Highlights

  • Architecture using only linear (fully-connected) layers at its core
  • No convolutions, transformer layers, batch norm, pooling (except at the end).
  • Performance competitive to CNNs and Vision Transformers

Methods

  • Split image in non-overlapping patches. Typically 16x16 images. Fixed image size: 224x224.
  • Take each patch, and flatten and embed it to a high dimensionality vector : we get a (num_patches, vec_size) matrix
  • Residual Multi-Perceptron Layer (repeated multiple times)
    • Cross-patch connectivity block: transpose the data matrix before passing it through a linear layer. Now, each channel is independent, and a patch can be influenced by all patches from the previous layer. The weights are the same for all channels.
    • Cross-channel connectivity block: apply a linear layers to the (num_patches, vec_size).
    • Non-linearities: Only one GeLU layer after the cross-channel communication.
    • Normalization layers: No batch norm, layer norm or anything. Replaced by a learned affine transformation.

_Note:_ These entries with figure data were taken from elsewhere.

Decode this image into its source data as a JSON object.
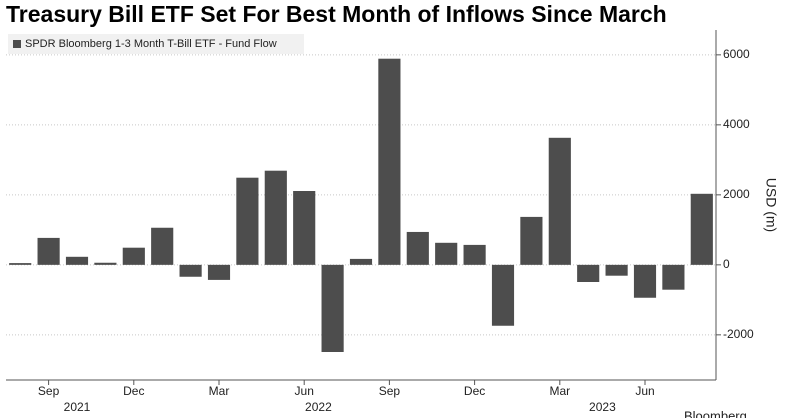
{
  "chart_data": {
    "type": "bar",
    "title": "Treasury Bill ETF Set For Best Month of Inflows Since March",
    "y_axis_label": "USD (m)",
    "source": "Bloomberg",
    "series": [
      {
        "name": "SPDR Bloomberg 1-3 Month T-Bill ETF - Fund Flow",
        "color": "#4d4d4d",
        "values": [
          50,
          770,
          230,
          60,
          490,
          1060,
          -340,
          -430,
          2490,
          2690,
          2110,
          -2490,
          170,
          5890,
          940,
          630,
          570,
          -1740,
          1370,
          3630,
          -490,
          -310,
          -940,
          -710,
          2030
        ]
      }
    ],
    "categories": [
      null,
      "Sep",
      null,
      null,
      "Dec",
      null,
      null,
      "Mar",
      null,
      null,
      "Jun",
      null,
      null,
      "Sep",
      null,
      null,
      "Dec",
      null,
      null,
      "Mar",
      null,
      null,
      "Jun",
      null,
      null
    ],
    "year_labels": [
      {
        "label": "2021",
        "span": [
          0,
          4
        ]
      },
      {
        "label": "2022",
        "span": [
          5,
          16
        ]
      },
      {
        "label": "2023",
        "span": [
          17,
          24
        ]
      }
    ],
    "ylim": [
      -3290,
      6710
    ],
    "yticks": [
      -2000,
      0,
      2000,
      4000,
      6000
    ],
    "grid": true,
    "legend": "top-left"
  }
}
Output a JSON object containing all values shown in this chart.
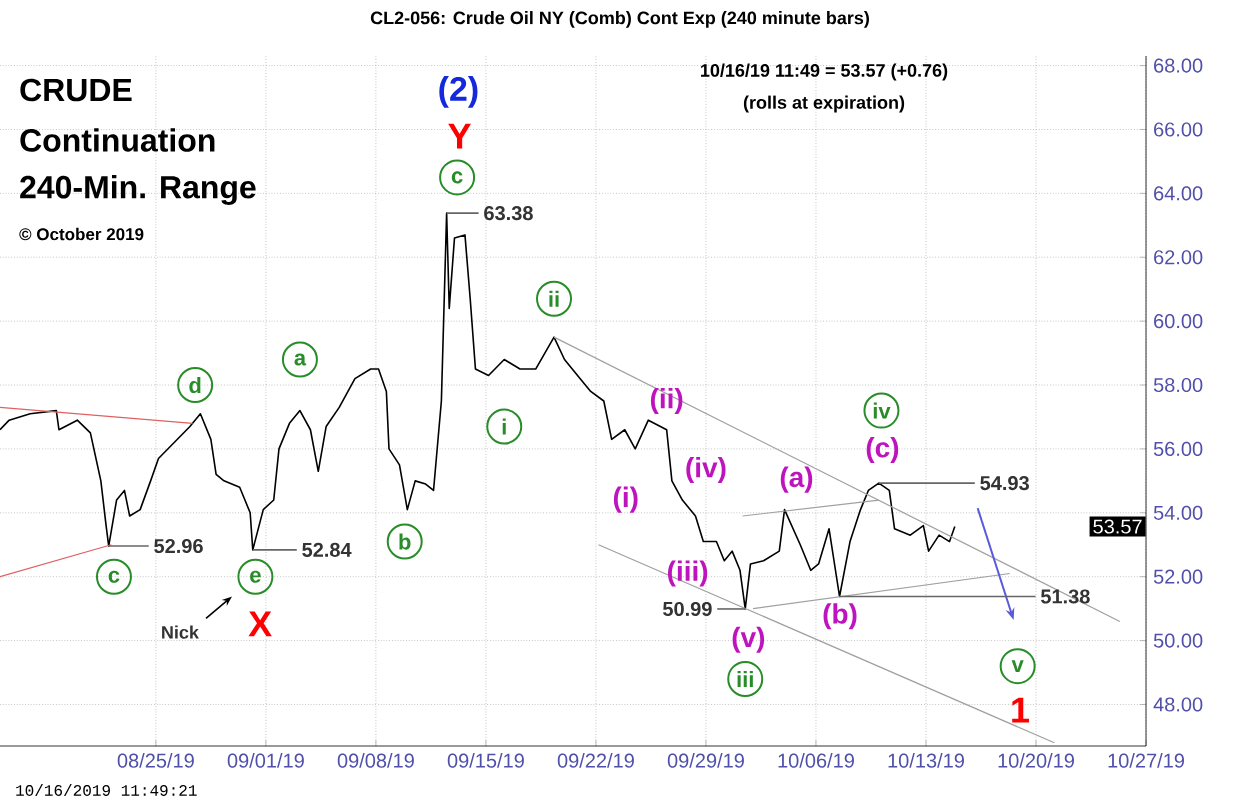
{
  "chart_data": {
    "type": "line",
    "title": "CL2-056:  Crude Oil NY (Comb) Cont Exp  (240 minute bars)",
    "subtitle": "CRUDE",
    "xlim": [
      "2019-08-15T02:00",
      "2019-10-27T00:00"
    ],
    "ylim": [
      46.7,
      68.3
    ],
    "xticks": [
      {
        "value": "2019-08-25",
        "label": "08/25/19"
      },
      {
        "value": "2019-09-01",
        "label": "09/01/19"
      },
      {
        "value": "2019-09-08",
        "label": "09/08/19"
      },
      {
        "value": "2019-09-15",
        "label": "09/15/19"
      },
      {
        "value": "2019-09-22",
        "label": "09/22/19"
      },
      {
        "value": "2019-09-29",
        "label": "09/29/19"
      },
      {
        "value": "2019-10-06",
        "label": "10/06/19"
      },
      {
        "value": "2019-10-13",
        "label": "10/13/19"
      },
      {
        "value": "2019-10-20",
        "label": "10/20/19"
      },
      {
        "value": "2019-10-27",
        "label": "10/27/19"
      }
    ],
    "yticks": [
      {
        "value": 48,
        "label": "48.00"
      },
      {
        "value": 50,
        "label": "50.00"
      },
      {
        "value": 52,
        "label": "52.00"
      },
      {
        "value": 54,
        "label": "54.00"
      },
      {
        "value": 56,
        "label": "56.00"
      },
      {
        "value": 58,
        "label": "58.00"
      },
      {
        "value": 60,
        "label": "60.00"
      },
      {
        "value": 62,
        "label": "62.00"
      },
      {
        "value": 64,
        "label": "64.00"
      },
      {
        "value": 66,
        "label": "66.00"
      },
      {
        "value": 68,
        "label": "68.00"
      }
    ],
    "grid": true,
    "series": [
      {
        "color": "#000000",
        "x": [
          "2019-08-15T02:00",
          "2019-08-15T16:00",
          "2019-08-17T00:00",
          "2019-08-18T16:00",
          "2019-08-18T20:00",
          "2019-08-20T00:00",
          "2019-08-20T20:00",
          "2019-08-21T12:00",
          "2019-08-21T20:00",
          "2019-08-22T00:00",
          "2019-08-22T12:00",
          "2019-08-23T00:00",
          "2019-08-23T08:00",
          "2019-08-24T00:00",
          "2019-08-24T16:00",
          "2019-08-25T04:00",
          "2019-08-26T04:00",
          "2019-08-27T04:00",
          "2019-08-27T20:00",
          "2019-08-28T12:00",
          "2019-08-28T20:00",
          "2019-08-29T08:00",
          "2019-08-30T08:00",
          "2019-08-31T00:00",
          "2019-08-31T04:00",
          "2019-08-31T20:00",
          "2019-09-01T12:00",
          "2019-09-01T20:00",
          "2019-09-02T12:00",
          "2019-09-03T04:00",
          "2019-09-03T20:00",
          "2019-09-04T08:00",
          "2019-09-04T20:00",
          "2019-09-05T16:00",
          "2019-09-06T16:00",
          "2019-09-07T16:00",
          "2019-09-08T04:00",
          "2019-09-08T16:00",
          "2019-09-08T20:00",
          "2019-09-09T12:00",
          "2019-09-10T00:00",
          "2019-09-10T12:00",
          "2019-09-11T04:00",
          "2019-09-11T16:00",
          "2019-09-12T04:00",
          "2019-09-12T12:00",
          "2019-09-12T16:00",
          "2019-09-13T00:00",
          "2019-09-13T16:00",
          "2019-09-14T00:00",
          "2019-09-14T08:00",
          "2019-09-15T04:00",
          "2019-09-16T04:00",
          "2019-09-17T04:00",
          "2019-09-18T04:00",
          "2019-09-19T08:00",
          "2019-09-20T00:00",
          "2019-09-21T00:00",
          "2019-09-21T16:00",
          "2019-09-22T12:00",
          "2019-09-23T00:00",
          "2019-09-23T20:00",
          "2019-09-24T12:00",
          "2019-09-25T08:00",
          "2019-09-26T12:00",
          "2019-09-26T20:00",
          "2019-09-27T12:00",
          "2019-09-28T08:00",
          "2019-09-28T20:00",
          "2019-09-29T16:00",
          "2019-09-30T04:00",
          "2019-09-30T16:00",
          "2019-10-01T04:00",
          "2019-10-01T12:00",
          "2019-10-01T20:00",
          "2019-10-02T16:00",
          "2019-10-03T16:00",
          "2019-10-04T00:00",
          "2019-10-05T00:00",
          "2019-10-05T16:00",
          "2019-10-06T04:00",
          "2019-10-06T20:00",
          "2019-10-07T12:00",
          "2019-10-08T04:00",
          "2019-10-08T20:00",
          "2019-10-09T08:00",
          "2019-10-10T00:00",
          "2019-10-10T16:00",
          "2019-10-11T00:00",
          "2019-10-12T00:00",
          "2019-10-12T20:00",
          "2019-10-13T04:00",
          "2019-10-13T20:00",
          "2019-10-14T12:00",
          "2019-10-14T20:00"
        ],
        "values": [
          56.6,
          56.9,
          57.1,
          57.2,
          56.6,
          56.9,
          56.5,
          55.0,
          53.6,
          52.96,
          54.4,
          54.7,
          53.9,
          54.1,
          55.0,
          55.7,
          56.2,
          56.7,
          57.1,
          56.3,
          55.2,
          55.0,
          54.8,
          54.0,
          52.84,
          54.1,
          54.4,
          56.0,
          56.8,
          57.2,
          56.6,
          55.3,
          56.7,
          57.3,
          58.2,
          58.5,
          58.5,
          57.8,
          56.0,
          55.5,
          54.1,
          55.0,
          54.9,
          54.7,
          57.5,
          63.38,
          60.4,
          62.6,
          62.7,
          60.7,
          58.5,
          58.3,
          58.8,
          58.5,
          58.5,
          59.5,
          58.8,
          58.2,
          57.8,
          57.5,
          56.3,
          56.6,
          56.0,
          56.9,
          56.6,
          55.0,
          54.4,
          53.9,
          53.1,
          53.1,
          52.5,
          52.8,
          52.2,
          50.99,
          52.4,
          52.5,
          52.8,
          54.1,
          53.0,
          52.2,
          52.4,
          53.5,
          51.38,
          53.1,
          54.1,
          54.7,
          54.93,
          54.7,
          53.5,
          53.3,
          53.6,
          52.8,
          53.3,
          53.1,
          53.57
        ]
      },
      {
        "color": "#e06060",
        "x": [
          "2019-08-15T02:00",
          "2019-08-27T08:00"
        ],
        "values": [
          57.3,
          56.8
        ]
      },
      {
        "color": "#e06060",
        "x": [
          "2019-08-15T02:00",
          "2019-08-22T04:00"
        ],
        "values": [
          52.0,
          53.0
        ]
      },
      {
        "color": "#a0a0a0",
        "x": [
          "2019-09-19T08:00",
          "2019-10-25T08:00"
        ],
        "values": [
          59.5,
          50.6
        ]
      },
      {
        "color": "#a0a0a0",
        "x": [
          "2019-09-22T04:00",
          "2019-10-21T04:00"
        ],
        "values": [
          53.0,
          46.8
        ]
      },
      {
        "color": "#a0a0a0",
        "x": [
          "2019-10-01T08:00",
          "2019-10-10T00:00"
        ],
        "values": [
          53.9,
          54.4
        ]
      },
      {
        "color": "#a0a0a0",
        "x": [
          "2019-10-02T00:00",
          "2019-10-18T08:00"
        ],
        "values": [
          51.0,
          52.1
        ]
      }
    ],
    "annotations": [
      "Continuation",
      "240-Min. Range",
      "© October 2019",
      "10/16/19 11:49 = 53.57 (+0.76)",
      "(rolls at expiration)",
      "10/16/2019 11:49:21",
      "(2)",
      "Y",
      "X",
      "1",
      {
        "text": "c",
        "x": "2019-09-13T04:00",
        "y": 64.5
      },
      {
        "text": "ii",
        "x": "2019-09-19T08:00",
        "y": 60.7
      },
      {
        "text": "i",
        "x": "2019-09-16T04:00",
        "y": 56.7
      },
      {
        "text": "a",
        "x": "2019-09-03T04:00",
        "y": 58.8
      },
      {
        "text": "d",
        "x": "2019-08-27T12:00",
        "y": 58.0
      },
      {
        "text": "c",
        "x": "2019-08-22T08:00",
        "y": 52.0
      },
      {
        "text": "e",
        "x": "2019-08-31T08:00",
        "y": 52.0
      },
      {
        "text": "b",
        "x": "2019-09-09T20:00",
        "y": 53.1
      },
      {
        "text": "iii",
        "x": "2019-10-01T12:00",
        "y": 48.8
      },
      {
        "text": "iv",
        "x": "2019-10-10T04:00",
        "y": 57.2
      },
      {
        "text": "v",
        "x": "2019-10-18T20:00",
        "y": 49.2
      },
      {
        "text": "(ii)",
        "x": "2019-09-26T12:00",
        "y": 57.5
      },
      "(i)",
      "(iv)",
      {
        "text": "(iii)",
        "x": "2019-09-27T20:00",
        "y": 52.1
      },
      "(v)",
      "(a)",
      "(b)",
      "(c)",
      {
        "text": "63.38",
        "x": "2019-09-12T12:00",
        "y": 63.38
      },
      {
        "text": "52.96",
        "x": "2019-08-22T00:00",
        "y": 52.96
      },
      {
        "text": "52.84",
        "x": "2019-08-31T04:00",
        "y": 52.84
      },
      {
        "text": "50.99",
        "x": "2019-10-01T12:00",
        "y": 50.99
      },
      {
        "text": "54.93",
        "x": "2019-10-10T00:00",
        "y": 54.93
      },
      {
        "text": "51.38",
        "x": "2019-10-07T12:00",
        "y": 51.38
      },
      "Nick",
      {
        "text": "53.57",
        "y": 53.57
      }
    ]
  }
}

Used before and after blocks of operations.
    • Skip connections
  • Global average pooling
  • Final linear layer

They also propose a model for sequence-to-sequence modeling.

The authors reuse many aspects of the methodology of their previous paper(s) about the training of Vision Transformers.

Data

  • ImageNet-1k
  • ImageNet-real (some results)
  • ImageNet-v2 (some results)
  • ImageNet-21k (some results)

Experiments

  • Compare with other classification architectures (CNN, transformers) in supervised learning
    • Better measure generalisation by using other ImageNet-like datasets with a “clearly defined” test set
  • Self-supervised learning (DINO)
  • Knowledge Distillation (Distill a CNN into a ResMLP)
  • Seq2Seq

  • Visualisation of cross-patch connectivity
  • Sparsity of the weights
  • Ablation studies

Results

Conclusions

  • Surprising results for a model consisting mainly of linear layers
  • Benefits greatly from Knowledge Distillation
  • Something similar to self-attention can be done simpler than what is seen in Transformers
  • The use of BatchNorm, and normalization layers that rely on batch statistics in general, is questionned.

Remarks

  • They are not alone studying this, they mention 4 concurrent works (footnote p.2)
  • Maybe it shows that the vast majority of examples these datasets can be solved using crude intuition. It’s only for a small number of harder examples that a more advanced architecture makes a difference. But in the small number of examples where ResMLP fails, it may not be acceptable mistakes.
  • Adversarial examples? Easier to fool this model?